Acceptance of Setbacks
"Still, the road to success is paved with obstacles, and often the only way to make progress is to climb in a nonlinear way. Ups arid downs ought to be expected; depending on the task, there might be prolonged standstills, for instance, when we lose weight in a healthy manner of a pound or two a month. The thinking adult mind is often best served by accepting setbacks as if they were a law of nature. Just knowing that we rarely reach a goal linearly helps buffer against paralyzing frustration.
"We also have to be prepared. It all begins with the right attitude, described here by columnist Ann Landers: 'If I were asked to give what I consider the single most useful bit of advice for all humanity it would be this: Expect trouble as an inevitable part of life and when it comes, hold your head high, look it squarely in the eye and say, "I will be bigger than you. You cannot defeat me." '
"Anticipating setbacks prepares us by giving us a certain amount of control. It is often necessary to plan what exactly we will think and what exactly we will do when we hit a setback. The better prepared we are, the easier we will move on. For example, if we are on a diet and our weight has plateaued or we have gained a few pounds, we need to say to ourselves: 'I knew that this would happen at some point. Now is the time to endure this phase.'
"During such a phase, we have to decide whether it is best to keep doing what we were doing, or to treat the setback as an opportunity to learn and to implement changes. For example, if we are trying to lose weight, we might have to change our exercise routine before our body adjusts quickly to any particular one. If we cannot stay on a particular diet, we have to change it to one that we can be on for the rest of our lives. On the other hand, a plateau might be the time our body needs to adjust. In this latter case, we must find ways to weather the setback.
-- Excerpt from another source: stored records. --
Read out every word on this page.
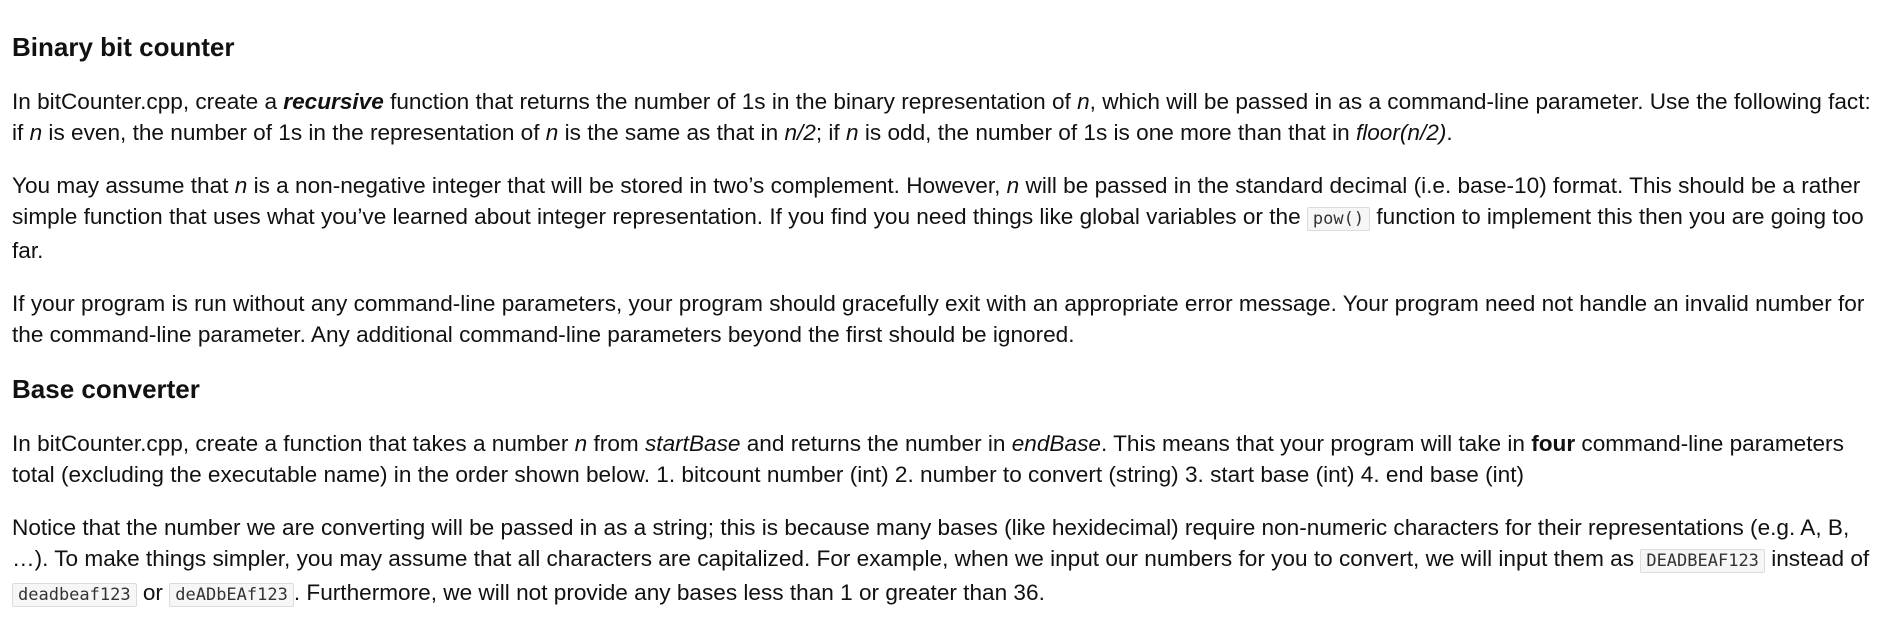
Binary bit counter

In bitCounter.cpp, create a recursive function that returns the number of 1s in the binary representation of n, which will be passed in as a command-line parameter. Use the following fact: if n is even, the number of 1s in the representation of n is the same as that in n/2; if n is odd, the number of 1s is one more than that in floor(n/2).

You may assume that n is a non-negative integer that will be stored in two’s complement. However, n will be passed in the standard decimal (i.e. base-10) format. This should be a rather simple function that uses what you’ve learned about integer representation. If you find you need things like global variables or the pow() function to implement this then you are going too far.

If your program is run without any command-line parameters, your program should gracefully exit with an appropriate error message. Your program need not handle an invalid number for the command-line parameter. Any additional command-line parameters beyond the first should be ignored.

Base converter

In bitCounter.cpp, create a function that takes a number n from startBase and returns the number in endBase. This means that your program will take in four command-line parameters total (excluding the executable name) in the order shown below. 1. bitcount number (int) 2. number to convert (string) 3. start base (int) 4. end base (int)

Notice that the number we are converting will be passed in as a string; this is because many bases (like hexidecimal) require non-numeric characters for their representations (e.g. A, B, …). To make things simpler, you may assume that all characters are capitalized. For example, when we input our numbers for you to convert, we will input them as DEADBEAF123 instead of deadbeaf123 or deADbEAf123 . Furthermore, we will not provide any bases less than 1 or greater than 36.
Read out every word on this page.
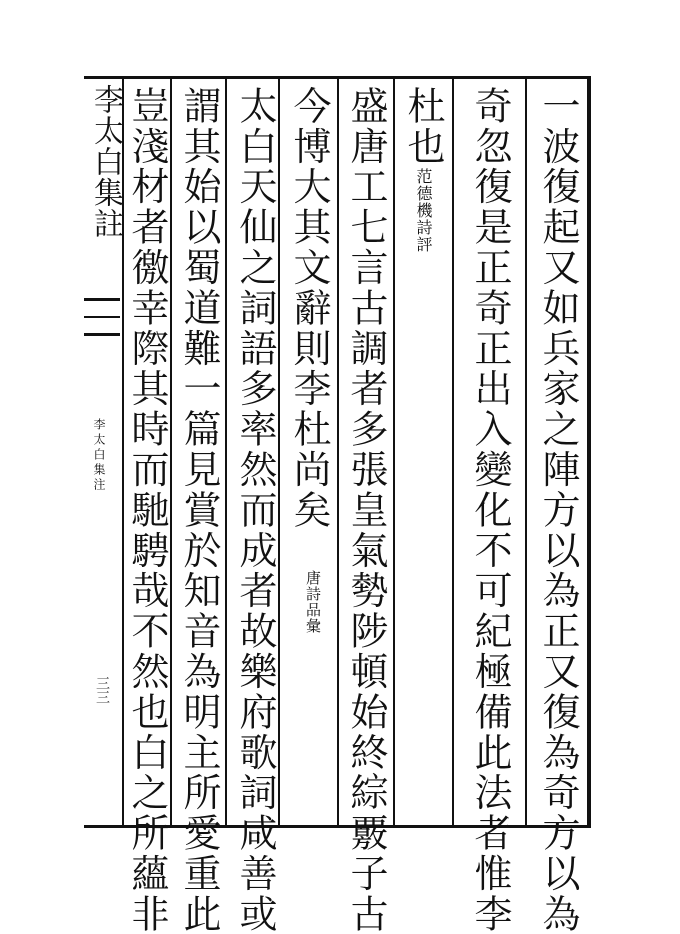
李太白集註
李太白集注
三三	一波復起又如兵家之陣方以為正又復為奇方以為
奇忽復是正奇正出入變化不可紀極備此法者惟李
杜也
范德機詩評
盛唐工七言古調者多張皇氣勢陟頓始終綜覈子古
今博大其文辭則李杜尚矣
唐詩品彙
太白天仙之詞語多率然而成者故樂府歌詞咸善或
謂其始以蜀道難一篇見賞於知音為明主所愛重此
豈淺材者徼幸際其時而馳騁哉不然也白之所蘊非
"It always pays to line up various resources ahead of time to help us stay the course. The right type of encouragement at the right time by the right person often decides making or breaking it. We need to commit to a planned arrangement even when we feel sad or embarrassed. Setbacks are not the time to isolate ourselves! Sometimes we need to plan on accessing other resources, such as expert advice, a support group, or a good book. Since we know there will be setbacks, preparing for them ahead of time will spare us much anguish.
"If we feel depressed despite our best efforts, chances are that our ego or I-experience has suffered injury. Ego says we should be greater than we are. Once we have tasted from the cup of success, it may have gotten to our heads just as alcohol does, and we want more to maintain the high. When we fail — and failure is inevitable — we want to slump over and sulk: 'Poor me, poor me, pour me a drink.' The sooner we reconcile ourselves with being human, the sooner we become real and get back on the horse."